Thursday, May 3, 2012

The Rise and Fall of Bond Prices

It has been over a year since we've discussed rising interest rates and falling bond prices. As the economy begins to improve, interest rates will begin to rise which means bond prices will fall. The question we hear most often is "What will happen to bond prices when interest rates rise?"

The quick answer is that bond prices will fall. But, does that mean one should sell his or her bonds and move into money market and wait for rates to rise? Let's take a look at what happens to bonds due in 10 years when rates rise 3% over the next 5 years:
Right now, there are a number of 10 year corporate bonds which can be purchased at approximately 3.92%. That means that a person who holds one of these bonds until maturity will get an annualized return of 3.92% for the 10 year period the person holds the bond. In simple terms, that person obtains over 39.2% total return on the original investment at the end of the 10 year period. 
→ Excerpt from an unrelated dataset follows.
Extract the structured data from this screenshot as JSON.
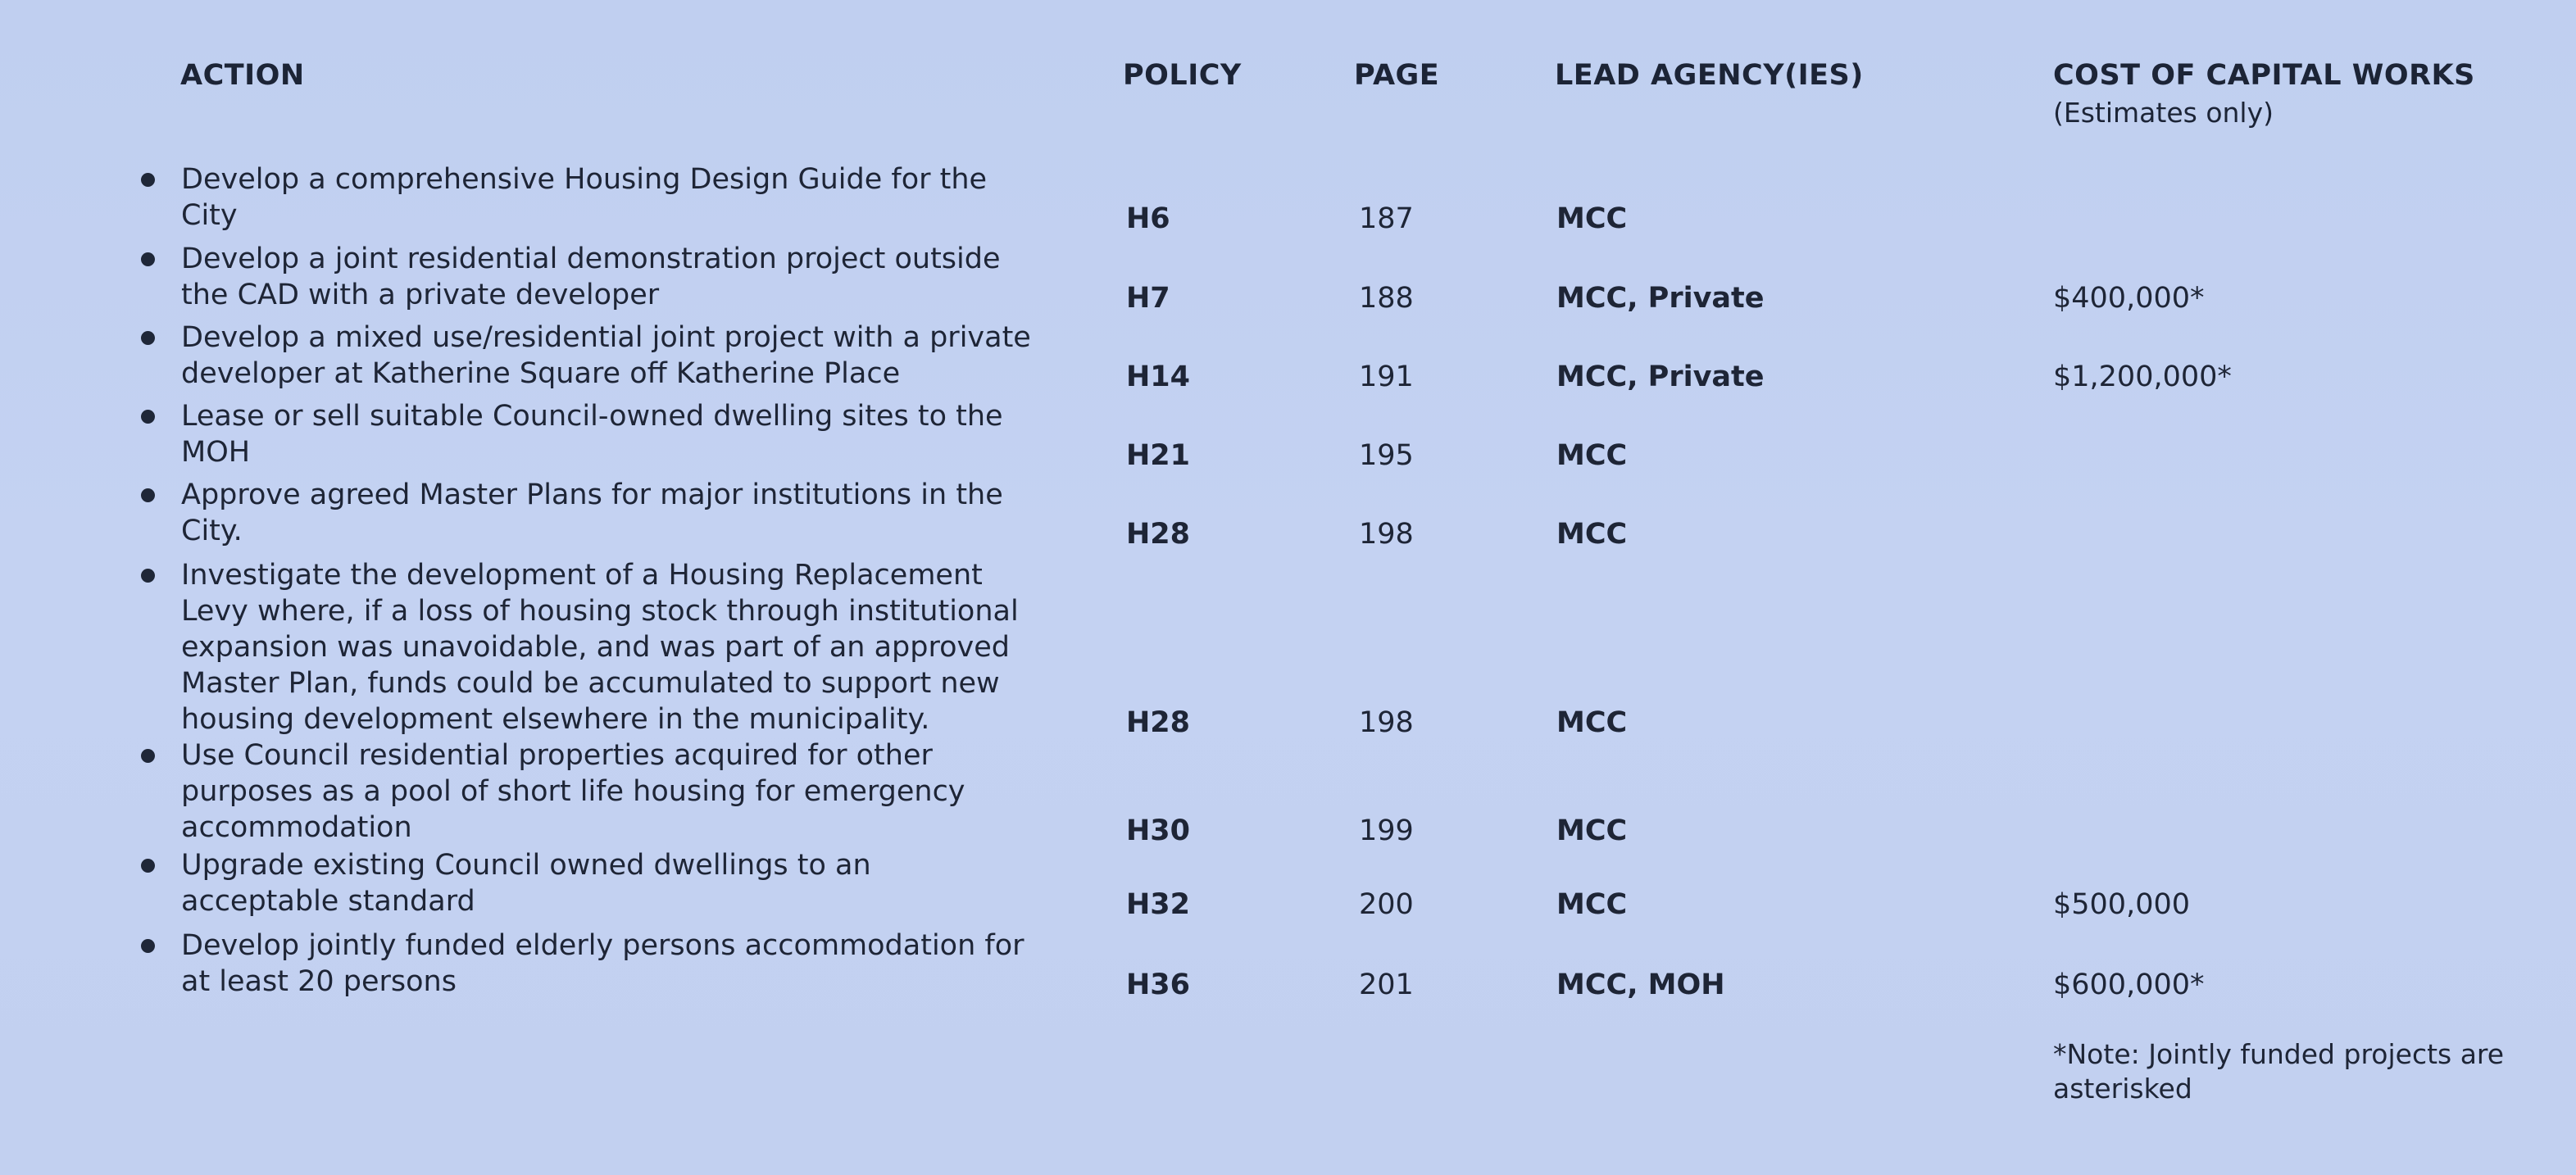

Now, if interest rates rise over the next 5 years from 3.92% to 6.92%...would someone have been better off waiting in cash for 5 years and then investing? Well, 6.92% over the remaining 5 years gives that person a 34.6% total return versus the 39.2% we saw earlier with someone who accepted 3.92% for all 10 years. 
No, in this case the person is better off investing at 3.92% for 10 years than waiting for 5 years in cash and then investing for 5 years at 6.92%.

What will happen to the price of a 10 year bond if rates are up 3% in 5 years? Well, remember, that bond will come due worth 100 cents on the dollar in 10 years, but yes, the price will vary during those 10 years if rates change.

If rates go to 6.92% in 2017 (5 years from now) on bonds due in 5 years, then the above bonds will be down in price (temporarily) approximately 12%. Again, that price fall will be temporary, but there will be a price drop nonetheless.

The temporary price variance is quite dramatic if one were looking at 20 or 30 year maturity bonds, which is why at this point we continue to like the 10 year sector of the yield curve. Risk/reward is good, liquidity is good, and interest rates are very competitive.